What not to do when a jellyfish stings you: Debunking myths and legends

Who does not remember Ch friends Where does Monica get stung by a jellyfish? The remedy used by Joey and Chandler is one of the most iconic moments of the series and also a great myth: urinating on the sting. Every summer, expert voices advise on how to deal with summer setbacks and there are still those who recommend this method.

Although jellyfish stings aren’t usually dangerous, they can be annoying: They show symptoms such as itching, pain and inflammation. Our first and simplest reaction is to wash the area with sea water without scrubbing, never with sweet, as the Red Cross explains. It is also important to use tweezers to remove the remaining tentacles. If there is an ambulance station nearby, it is recommended to go there to treat the wound with appropriate methods.

More marine animals

It’s not just jellyfish that can scare away vacationers. The Animal Assistance Group (Semes) of the Spanish Society of Emergency and Emergency Medicine has developed a series of tips to prevent these accidents, most often caused by accidental contact rather than by a direct attack by the animal, from destroying leaves.

The first tip is to respect marine habitats as much as possible, which are filled with people every summer. “We must respect the marine environment and interfere as little as possible with the lives of its animals,” warned Dr. Beatriz Rodriguez, coordinator of the group. In addition to cleaning the area with seawater, he explains that it can also be done with 50% diluted vinegar, removing foreign objects (claws, spines …) with tweezers or something else and applying indirect local cold without rubbing (ice wrapped in cloth). It is important to note that you should never directly handle or scratch the bite.

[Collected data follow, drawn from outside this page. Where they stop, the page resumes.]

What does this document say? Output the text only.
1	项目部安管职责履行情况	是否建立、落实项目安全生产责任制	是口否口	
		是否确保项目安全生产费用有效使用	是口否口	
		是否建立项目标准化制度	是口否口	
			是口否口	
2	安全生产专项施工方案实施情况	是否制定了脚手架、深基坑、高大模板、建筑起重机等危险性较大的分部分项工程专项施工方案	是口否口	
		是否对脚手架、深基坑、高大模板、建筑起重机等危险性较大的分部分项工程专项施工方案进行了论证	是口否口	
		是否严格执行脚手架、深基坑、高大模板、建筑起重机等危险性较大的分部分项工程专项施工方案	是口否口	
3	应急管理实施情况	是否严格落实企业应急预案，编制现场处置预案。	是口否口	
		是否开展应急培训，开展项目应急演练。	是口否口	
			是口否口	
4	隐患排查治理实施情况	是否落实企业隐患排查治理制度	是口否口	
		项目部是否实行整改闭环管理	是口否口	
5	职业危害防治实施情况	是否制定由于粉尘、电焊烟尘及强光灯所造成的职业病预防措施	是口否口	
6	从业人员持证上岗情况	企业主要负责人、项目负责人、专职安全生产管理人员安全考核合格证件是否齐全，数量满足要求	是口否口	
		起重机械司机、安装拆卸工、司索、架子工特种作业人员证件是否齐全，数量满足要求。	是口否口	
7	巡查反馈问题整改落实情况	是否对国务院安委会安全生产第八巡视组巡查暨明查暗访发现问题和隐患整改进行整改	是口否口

Dawn at the new aid station on Fuengirola beach.

Juan Jose Alarcon Adalid

On the contrary, it is necessary to avoid douching with fresh water, pressure dressings or direct suctioning. To take painkillers, antihistamines, creams to relieve symptoms, antibiotics, or even get a tetanus shot, you should follow your doctor’s advice.

Jellyfish is one of the most famous marine animals, which accounts for more than 60% of the cases of infection, and whose presence and diversity are increasing due to climate change and the intensification of fishing; The most problematic area for this animal is the tentacles that accumulate its venom, so if it must be dealt with it must be done through its body. Because of this, there are many voices who insist that they do not touch each other even if they die, as they can continue to keep their venom active.

Sea urchin of the species 'Paracentrotus lividus', on the coast near Marseille, France

Sea urchin of the species ‘Paracentrotus lividus’, on the coast near Marseille, France


Meanwhile, a spider fish or scorpion and stingray are usually buried in the sand, so it is not difficult to set foot on them. The advice in this case is to walk in shoes along the beach. If someone bites us, the foreign body must be removed and its thermal toxins neutralized. The affected organ of our body must be placed in hot water at a temperature of 45 degrees Celsius for 60-90 minutes.

Other animals are torpedo fish, electric or stingrays, common on the Andalusian coast and which can generate shocks that are not usually fatal. There are also sea urchins, which are usually attached to rocks or on the sea floor and which more than one person ends up with.

In addition, there are others in the deep sea level but given Promote some water sports (diving, fishing, snorkeling …) are becoming more frequent, such as anemones (sea noodles), corals, sponges, stars or sea cucumbers causing mainly irritant contact dermatitis and, occasionally, conjunctivitis.


Woman diving in the Great Barrier Reef (Australia)

third parties

There is also a skin rash caused by contact with the larvae of Edwarsiella lineata, which remain in contact with the skin, usually in the swimsuit area. In this case, they must be removed and washed thoroughly with sea water.

In any case, they are usually mild localized lesions and present with symptoms such as itching, pain and inflammation. It concludes that in the event of a serious reaction characterized by seizures, shortness of breath, abdominal pain, fever or anaphylactic shock, “emergency services should be activated and the victim transferred to a hospital setting where they will be treated”.